One connection that helped Tapp make the move to Dartmouth was a mutual friendship he and Cashman share with former Union assistant Joe Dumais, now an associate head coach at Quinnipiac.
Cashman was hired by Dartmouth on June 1 after two seasons as an assistant in the NHL with the Washington Capitals. He replaced Bob Gaudet, who retired. Cashman and Dumais were teammates at Quinnipiac, and Dumais and Tapp are close, since they served on the Union coaching staff together.
There has been interest from other schools to hire Tapp away from Union in recent years, and speaking with Dumais helped him make his decision.
“Reid and I know each other not super-close, but in our circles, in our league and recruiting on the road, when he was at Quinnipiac,” Tapp said. “So that was easy, to call Joe and pick his brain. There wasn’t a whole lot of unknown.
“To learn from somebody else and kind of grow your coaching tree and continue to grow as a coach, that was very intriguing, with all the success he’s [Cashman] had. He’s a really good person, which was key for me because of what I was leaving. I didn’t want to get into a situation where it was anything different from what I had here. We challenge our guys all the time to get out of their comfort zone and be uncomfortable, and I think that’s something I needed as a coach. Be uncomfortable again to grow.”
Tapp, a goalie during his playing days, was particularly focused on that aspect of coaching at Union.
But he expanded his role over the years and was promoted to associate head coach in 2016-17 while working extensively on the recruiting side of the job.
He spent much of Monday and Tuesday calling players, including goalie Darion Hanson, who will be a senior in the fall, to give them the news.
“I’ll be rooting for them for every game they play except the two they play against us,” Tapp said. “I think they’re going to be really good, and I love what they have in the room with their leadership. They’re going to be difficult to play against.
“He [Hanson] was happy for me. Darion and I have a great relationship. We were the same, both happy and sad at the same time. It’s tough to leave. He’s just an A-plus person, so it’s difficult. You form those relationships with guys.”
Tapp, a British Columbia native who gained dual citizenship in the U.S. this year, and his wife, Nicol Lally, have three young children, two daughters and a son.
On Facebook Tuesday, Lally said she would be signing off as an ABC News 10 anchor on July 31.
“Job one is taking care of my family,” Tapp said. “I think everybody’s kind of uncertain here with what’s going to happen in the fall. I believe Union has their plan coming out soon, and I think the Ivy presidents are meeting the end of this week or into next week, so we’ll see what comes out of that.”
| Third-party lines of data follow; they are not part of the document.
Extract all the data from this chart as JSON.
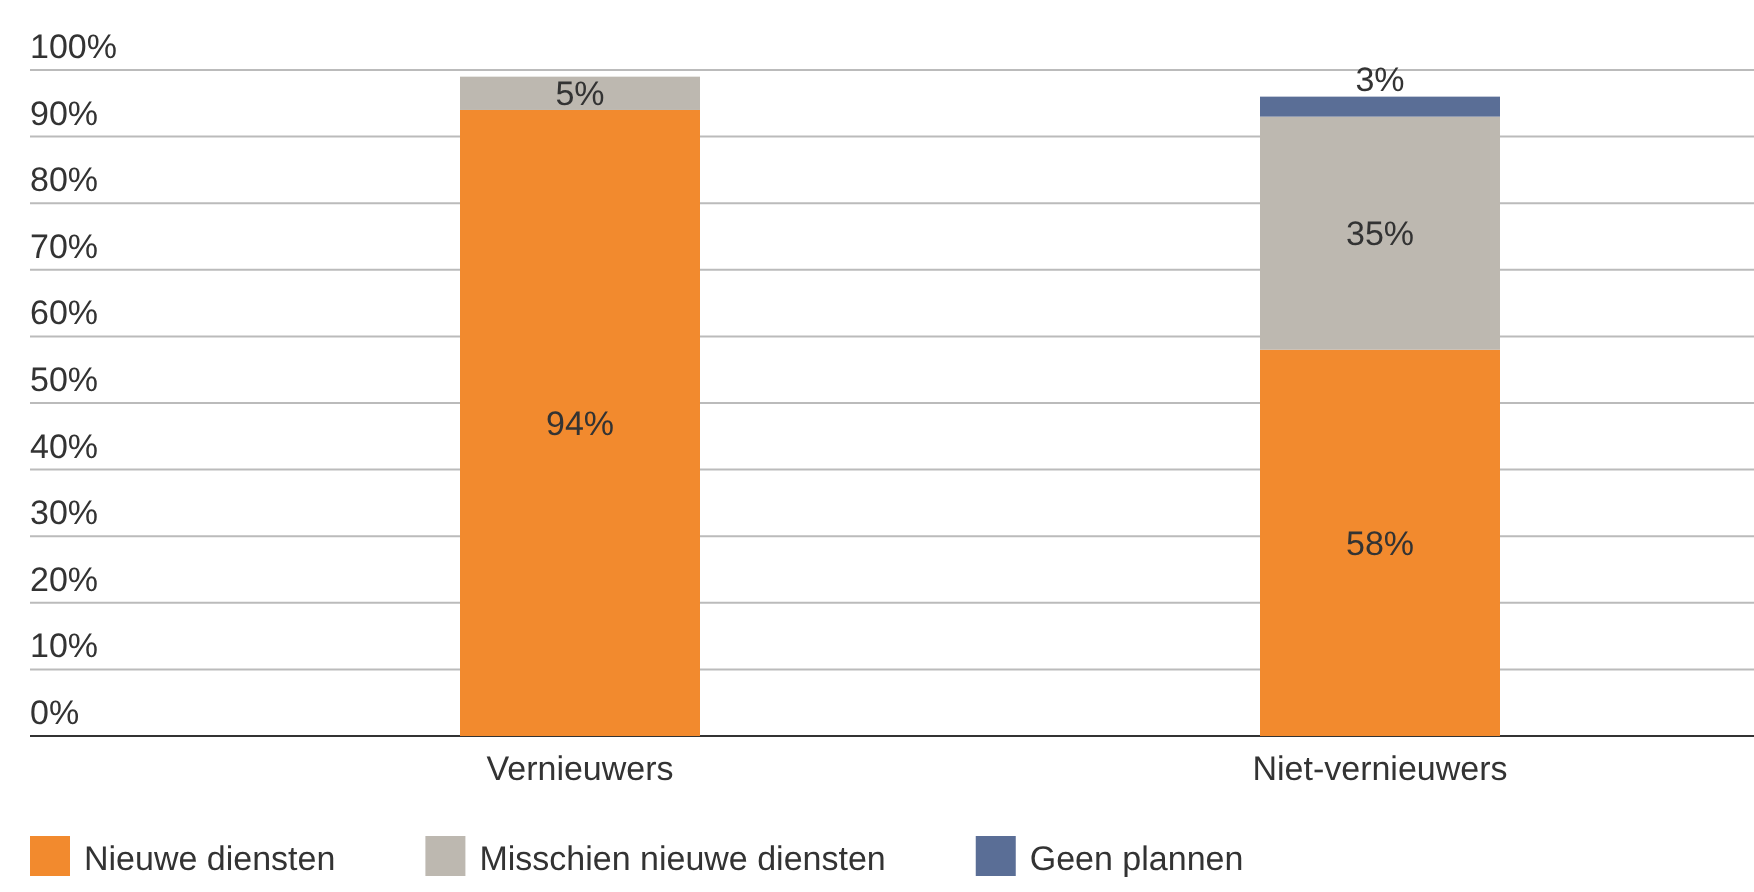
{
  "chart_data": {
    "type": "bar",
    "stacked": true,
    "categories": [
      "Vernieuwers",
      "Niet-vernieuwers"
    ],
    "series": [
      {
        "name": "Nieuwe diensten",
        "color": "#f28a2e",
        "values": [
          94,
          58
        ],
        "value_labels": [
          "94%",
          "58%"
        ]
      },
      {
        "name": "Misschien nieuwe diensten",
        "color": "#bdb8b0",
        "values": [
          5,
          35
        ],
        "value_labels": [
          "5%",
          "35%"
        ]
      },
      {
        "name": "Geen plannen",
        "color": "#5a6e96",
        "values": [
          null,
          3
        ],
        "value_labels": [
          null,
          "3%"
        ]
      }
    ],
    "ylim": [
      0,
      100
    ],
    "yticks": [
      {
        "value": 0,
        "label": "0%"
      },
      {
        "value": 10,
        "label": "10%"
      },
      {
        "value": 20,
        "label": "20%"
      },
      {
        "value": 30,
        "label": "30%"
      },
      {
        "value": 40,
        "label": "40%"
      },
      {
        "value": 50,
        "label": "50%"
      },
      {
        "value": 60,
        "label": "60%"
      },
      {
        "value": 70,
        "label": "70%"
      },
      {
        "value": 80,
        "label": "80%"
      },
      {
        "value": 90,
        "label": "90%"
      },
      {
        "value": 100,
        "label": "100%"
      }
    ],
    "grid": "y",
    "legend": "bottom"
  }
}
Besides the national championship, Tapp said his fondest memories include obvious moments like the Dutchmen’s first Whitelaw Cup in 2012, and the 2016-17, when Mike Vecchione and Spencer Foo scored 63 and 62 points, respectively.
But his answer began with the first moment he stood on the bench at Messa Rink in 2009.
“Just because I was recently wrapped up playing and didn’t really know where I was going to get that excitement back,” he said. “And just being in the rink with that crowd, it gets the hair up the back of your neck. That one sticks out, for sure, my first experience at Messa Rink. I was like, ‘Wow, this is quite the thrill.’
“I think the biggest thing I’ve taken from working with Rick is the honesty that you have to have with your players. I think that’s why our players respect him so much, because it’s honest. The day of playing head games, back in my playing days, probably was a lot more. How Rick manages and holds a standard is impressive. The way he manages the culture and holds those guys accountable, and the expectation of the program and you as a person and everything you represent as a person at Union is impressive, maintaining that standard.”
“I must say I was really fortunate that this is only the second time for a staff change; I feel pretty lucky,” Bennett said. “I saw so much development over Jason’s time, from how he interacted to how comfortable he got over the course of time with the team and team settings.
“The [Dartmouth] players are going to know where he stands. And he’s loyal. In today’s day, I’ll never forget that, and I owe a lot to Jason.”